Apologies for not really knowing how to phrase this question. The crux is that on redirect back to the app, the redirect handler needs to have access to the injected UserManager
.
import { autoinject } from "aurelia-framework";
import { UserManager } from "oidc-client";
import { OpenIdConnectRouting } from "./open-id-connect-routing";
@autoinject
export class OpenIdConnect {
constructor(
private routerConfigurationService: OpenIdConnectRouting,
public UserManager: UserManager) { }
public Configure(routerConfiguration: RouterConfiguration) {
this.routerConfigurationService.ConfigureRouter(
routerConfiguration,
this.PostLogoutRedirectHandler);
}
public PostLogoutRedirectHandler = (): Promise<any> => {
return this.UserManager.signoutRedirectCallback(null);
}
}
The above code passes the PostLogoutRedirectHandler
to a routing service, so that, when the user returns from the authorization server, the handler will fire.

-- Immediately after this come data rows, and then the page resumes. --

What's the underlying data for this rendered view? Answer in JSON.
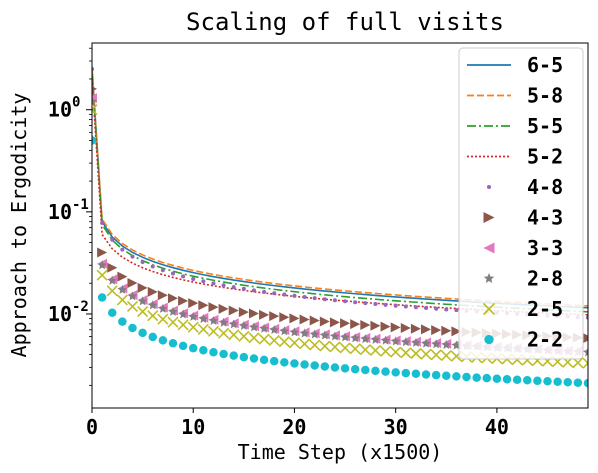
{
  "chart_data": {
    "type": "line",
    "title": "Scaling of full visits",
    "xlabel": "Time Step (x1500)",
    "ylabel": "Approach to Ergodicity",
    "xlim": [
      0,
      49
    ],
    "ylim": [
      0.0012,
      4.5
    ],
    "yscale": "log",
    "grid": false,
    "legend": "top-right",
    "x_ticks": [
      0,
      10,
      20,
      30,
      40
    ],
    "y_ticks": [
      {
        "value": 1,
        "label": "10",
        "exp": "0"
      },
      {
        "value": 0.1,
        "label": "10",
        "exp": "-1"
      },
      {
        "value": 0.01,
        "label": "10",
        "exp": "-2"
      }
    ],
    "series": [
      {
        "name": "6-5",
        "color": "#1f77b4",
        "style": "solid",
        "y0": 2.6,
        "y1": 0.08,
        "y49": 0.0115
      },
      {
        "name": "5-8",
        "color": "#ff7f0e",
        "style": "dashed",
        "y0": 2.4,
        "y1": 0.085,
        "y49": 0.012
      },
      {
        "name": "5-5",
        "color": "#2ca02c",
        "style": "dashdot",
        "y0": 2.2,
        "y1": 0.075,
        "y49": 0.0105
      },
      {
        "name": "5-2",
        "color": "#d62728",
        "style": "dotted",
        "y0": 2.0,
        "y1": 0.06,
        "y49": 0.0098
      },
      {
        "name": "4-8",
        "color": "#9467bd",
        "marker": "dot",
        "y0": 2.5,
        "y1": 0.078,
        "y49": 0.0092
      },
      {
        "name": "4-3",
        "color": "#8c564b",
        "marker": "triangle-right",
        "y0": 1.6,
        "y1": 0.04,
        "y49": 0.0058
      },
      {
        "name": "3-3",
        "color": "#e377c2",
        "marker": "triangle-left",
        "y0": 1.3,
        "y1": 0.031,
        "y49": 0.0043
      },
      {
        "name": "2-8",
        "color": "#7f7f7f",
        "marker": "star",
        "y0": 1.2,
        "y1": 0.03,
        "y49": 0.0042
      },
      {
        "name": "2-5",
        "color": "#bcbd22",
        "marker": "x",
        "y0": 1.0,
        "y1": 0.024,
        "y49": 0.0033
      },
      {
        "name": "2-2",
        "color": "#17becf",
        "marker": "circle",
        "y0": 0.5,
        "y1": 0.0145,
        "y49": 0.0021
      }
    ]
  }
}
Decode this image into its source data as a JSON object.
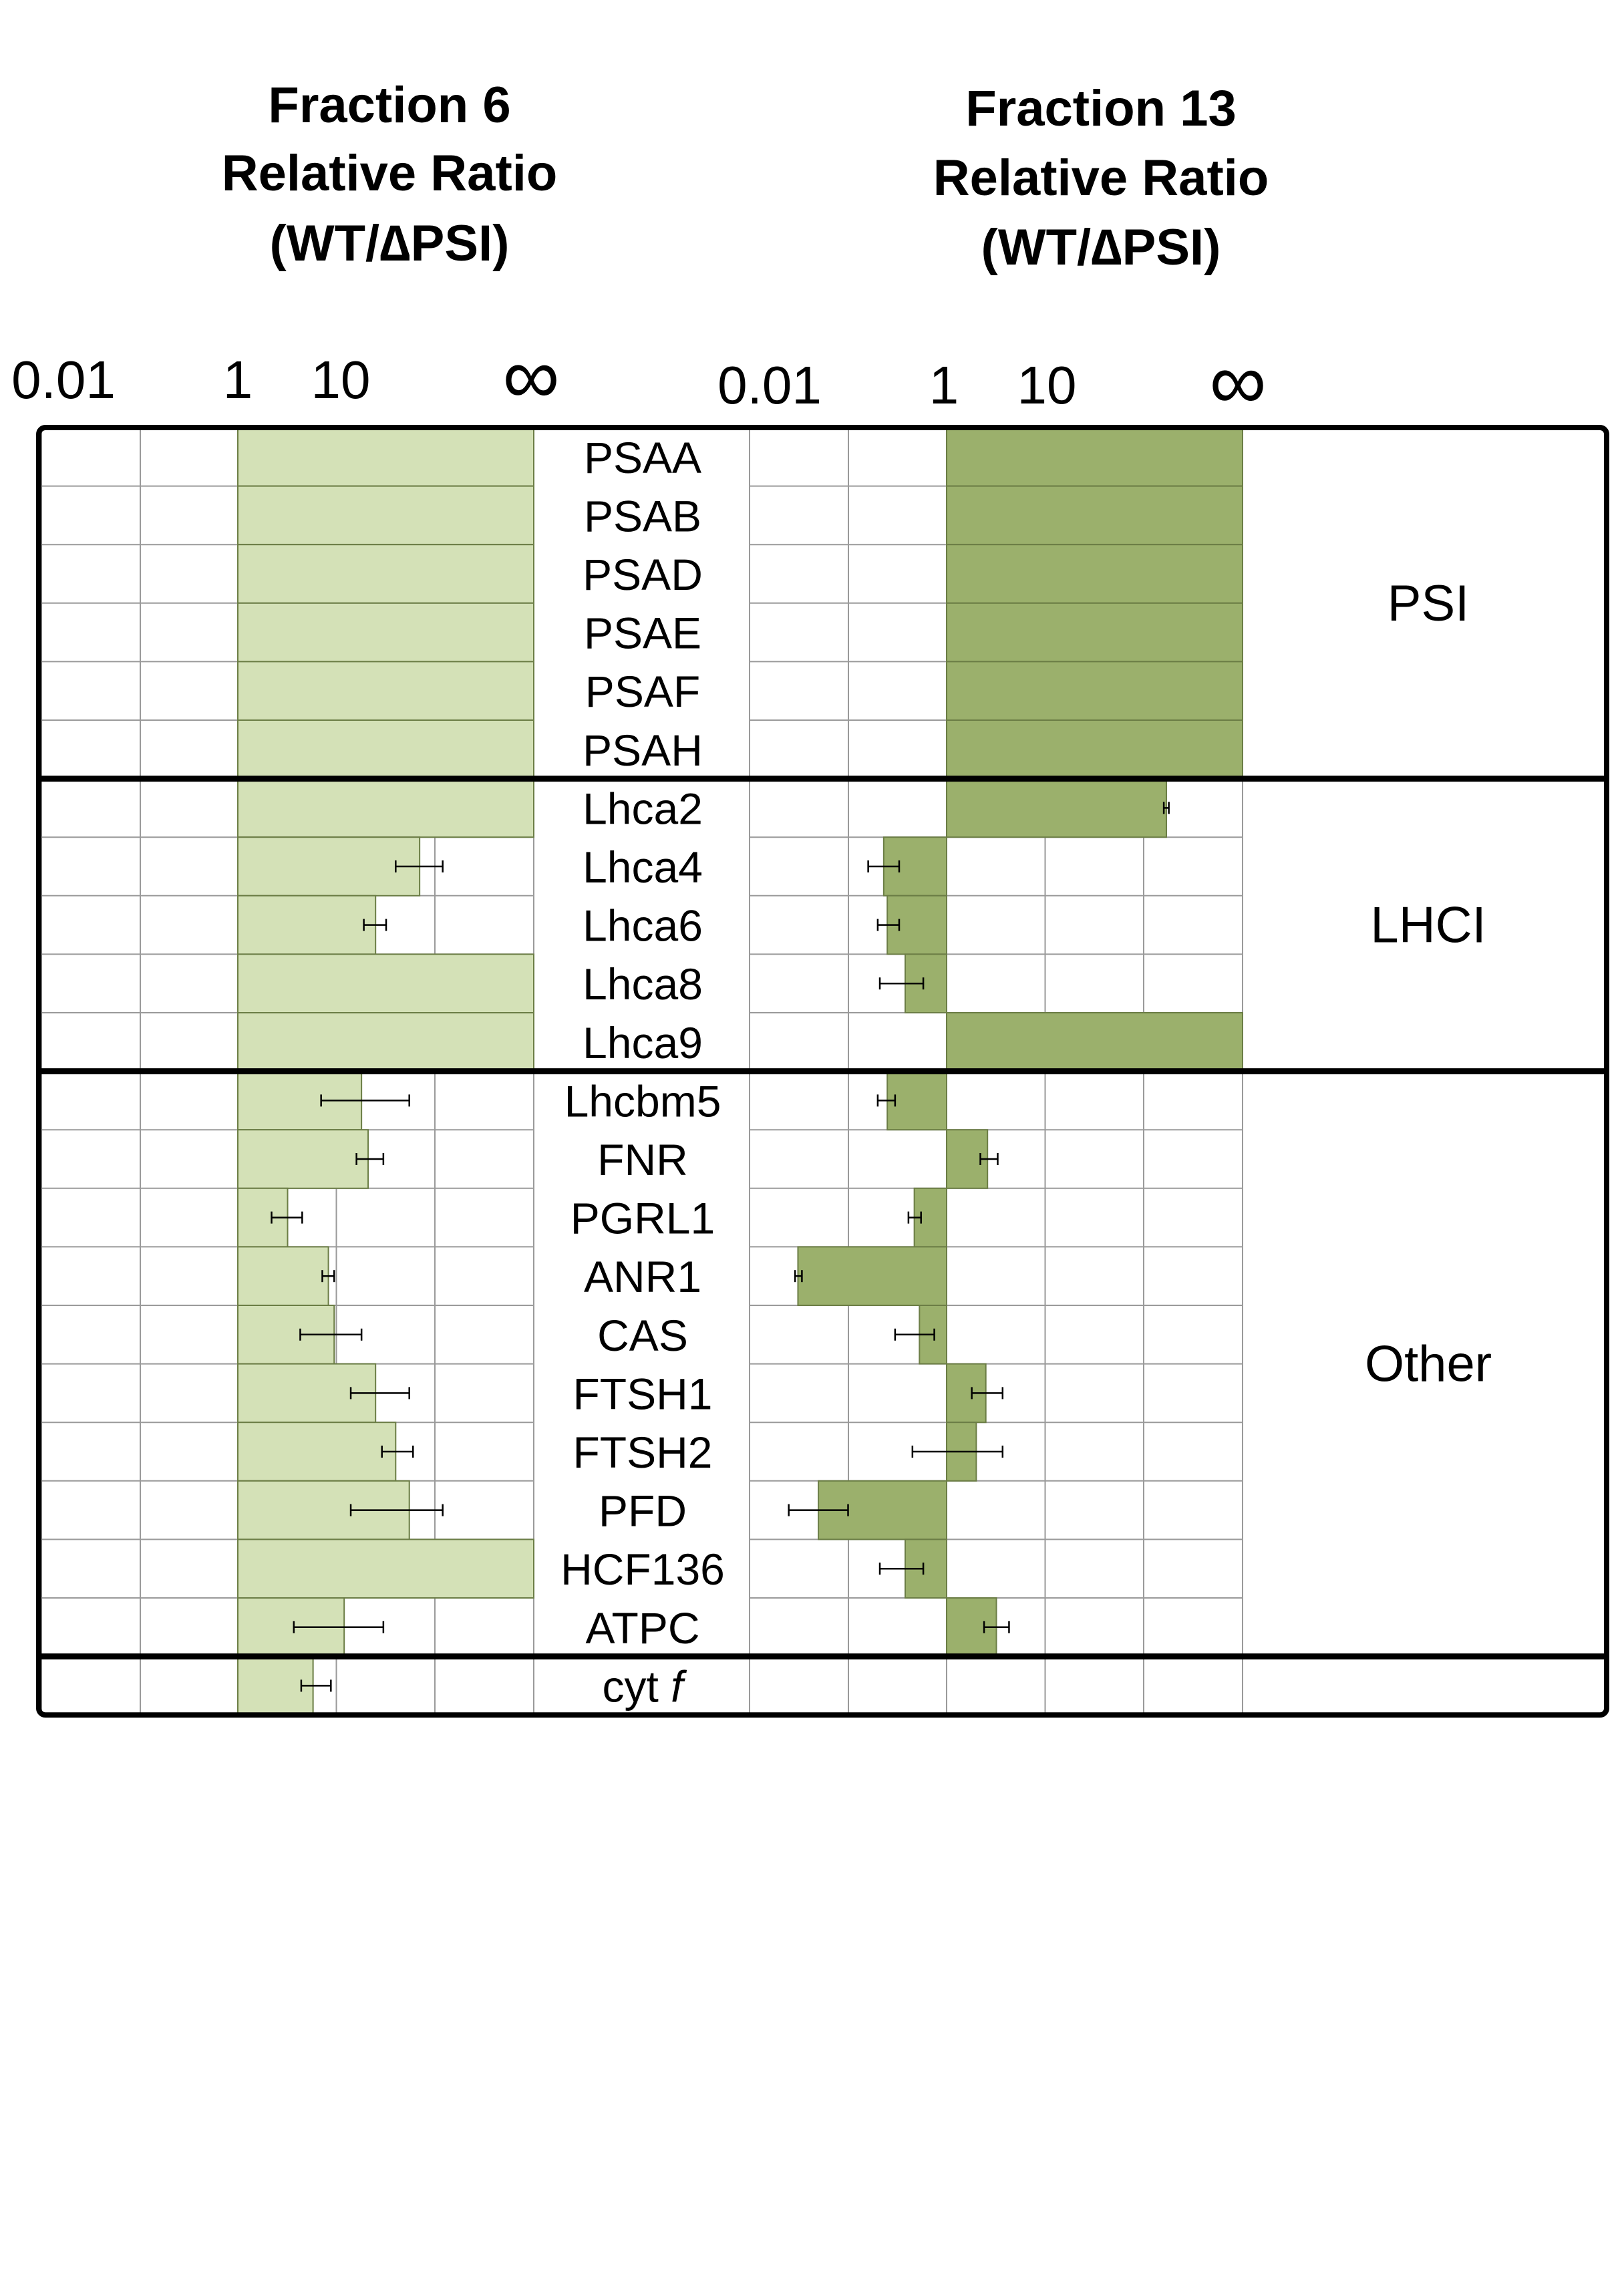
{
  "chart_data": [
    {
      "type": "bar",
      "orientation": "horizontal",
      "title_lines": [
        "Fraction 6",
        "Relative Ratio",
        "(WT/∆PSI)"
      ],
      "x_scale": "log",
      "x_ticks": [
        "0.01",
        "1",
        "10",
        "∞"
      ],
      "xlim": [
        0.01,
        "infinity"
      ],
      "bar_color": "#d4e1b7",
      "grid": true,
      "categories": [
        "PSAA",
        "PSAB",
        "PSAD",
        "PSAE",
        "PSAF",
        "PSAH",
        "Lhca2",
        "Lhca4",
        "Lhca6",
        "Lhca8",
        "Lhca9",
        "Lhcbm5",
        "FNR",
        "PGRL1",
        "ANR1",
        "CAS",
        "FTSH1",
        "FTSH2",
        "PFD",
        "HCF136",
        "ATPC",
        "cyt f"
      ],
      "values": [
        "infinity",
        "infinity",
        "infinity",
        "infinity",
        "infinity",
        "infinity",
        "infinity",
        70,
        25,
        "infinity",
        "infinity",
        18,
        21,
        3.2,
        8.3,
        9.5,
        25,
        40,
        55,
        "infinity",
        12,
        5.8
      ],
      "error_low": [
        null,
        null,
        null,
        null,
        null,
        null,
        null,
        40,
        19,
        null,
        null,
        7,
        16,
        2.2,
        7.2,
        4.3,
        14,
        29,
        14,
        null,
        3.7,
        4.4
      ],
      "error_high": [
        null,
        null,
        null,
        null,
        null,
        null,
        null,
        120,
        32,
        null,
        null,
        55,
        30,
        4.5,
        9.5,
        18,
        55,
        60,
        120,
        null,
        30,
        8.8
      ]
    },
    {
      "type": "bar",
      "orientation": "horizontal",
      "title_lines": [
        "Fraction 13",
        "Relative Ratio",
        "(WT/∆PSI)"
      ],
      "x_scale": "log",
      "x_ticks": [
        "0.01",
        "1",
        "10",
        "∞"
      ],
      "xlim": [
        0.01,
        "infinity"
      ],
      "bar_color": "#9bb06c",
      "grid": true,
      "categories": [
        "PSAA",
        "PSAB",
        "PSAD",
        "PSAE",
        "PSAF",
        "PSAH",
        "Lhca2",
        "Lhca4",
        "Lhca6",
        "Lhca8",
        "Lhca9",
        "Lhcbm5",
        "FNR",
        "PGRL1",
        "ANR1",
        "CAS",
        "FTSH1",
        "FTSH2",
        "PFD",
        "HCF136",
        "ATPC",
        "cyt f"
      ],
      "values": [
        "infinity",
        "infinity",
        "infinity",
        "infinity",
        "infinity",
        "infinity",
        170,
        0.23,
        0.25,
        0.38,
        "infinity",
        0.25,
        2.6,
        0.47,
        0.031,
        0.53,
        2.5,
        2.0,
        0.05,
        0.38,
        3.2,
        null
      ],
      "error_low": [
        null,
        null,
        null,
        null,
        null,
        null,
        160,
        0.16,
        0.2,
        0.21,
        null,
        0.2,
        2.2,
        0.41,
        0.029,
        0.3,
        1.8,
        0.45,
        0.025,
        0.21,
        2.4,
        null
      ],
      "error_high": [
        null,
        null,
        null,
        null,
        null,
        null,
        180,
        0.33,
        0.33,
        0.58,
        null,
        0.3,
        3.3,
        0.55,
        0.034,
        0.75,
        3.7,
        3.7,
        0.1,
        0.58,
        4.3,
        null
      ]
    }
  ],
  "rows": [
    {
      "label": "PSAA"
    },
    {
      "label": "PSAB"
    },
    {
      "label": "PSAD"
    },
    {
      "label": "PSAE"
    },
    {
      "label": "PSAF"
    },
    {
      "label": "PSAH"
    },
    {
      "label": "Lhca2"
    },
    {
      "label": "Lhca4"
    },
    {
      "label": "Lhca6"
    },
    {
      "label": "Lhca8"
    },
    {
      "label": "Lhca9"
    },
    {
      "label": "Lhcbm5"
    },
    {
      "label": "FNR"
    },
    {
      "label": "PGRL1"
    },
    {
      "label": "ANR1"
    },
    {
      "label": "CAS"
    },
    {
      "label": "FTSH1"
    },
    {
      "label": "FTSH2"
    },
    {
      "label": "PFD"
    },
    {
      "label": "HCF136"
    },
    {
      "label": "ATPC"
    },
    {
      "label_main": "cyt ",
      "label_italic": "f"
    }
  ],
  "groups": [
    {
      "label": "PSI",
      "row_start": 0,
      "row_end": 5
    },
    {
      "label": "LHCI",
      "row_start": 6,
      "row_end": 10
    },
    {
      "label": "Other",
      "row_start": 11,
      "row_end": 20
    },
    {
      "label": "",
      "row_start": 21,
      "row_end": 21
    }
  ]
}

The above code works, but the handler is lamda only to capture the current object in this
. When the handler is instead a function
, this
is not what we expect it to be and we lack access to the injected UserManager
object.
Why does the above code work with a lambda but not with a function? Is using a lambda a reasonable approach? If not, is there a way to do this with a function?
Edits:
This is the function/method version of the above handler.
public PostLogoutRedirectHandler(): Promise<any> {
this.logger.Debug("PostLogoutRedirectHandler");
return this.UserManager.signoutRedirectCallback(null);
}
It throws the following error:
Cannot read property 'UserManager' of undefined
Of course, using the lambda arrow function
works. Is this arrow function
approach a reasonable pattern or an anti-pattern? What are its costs?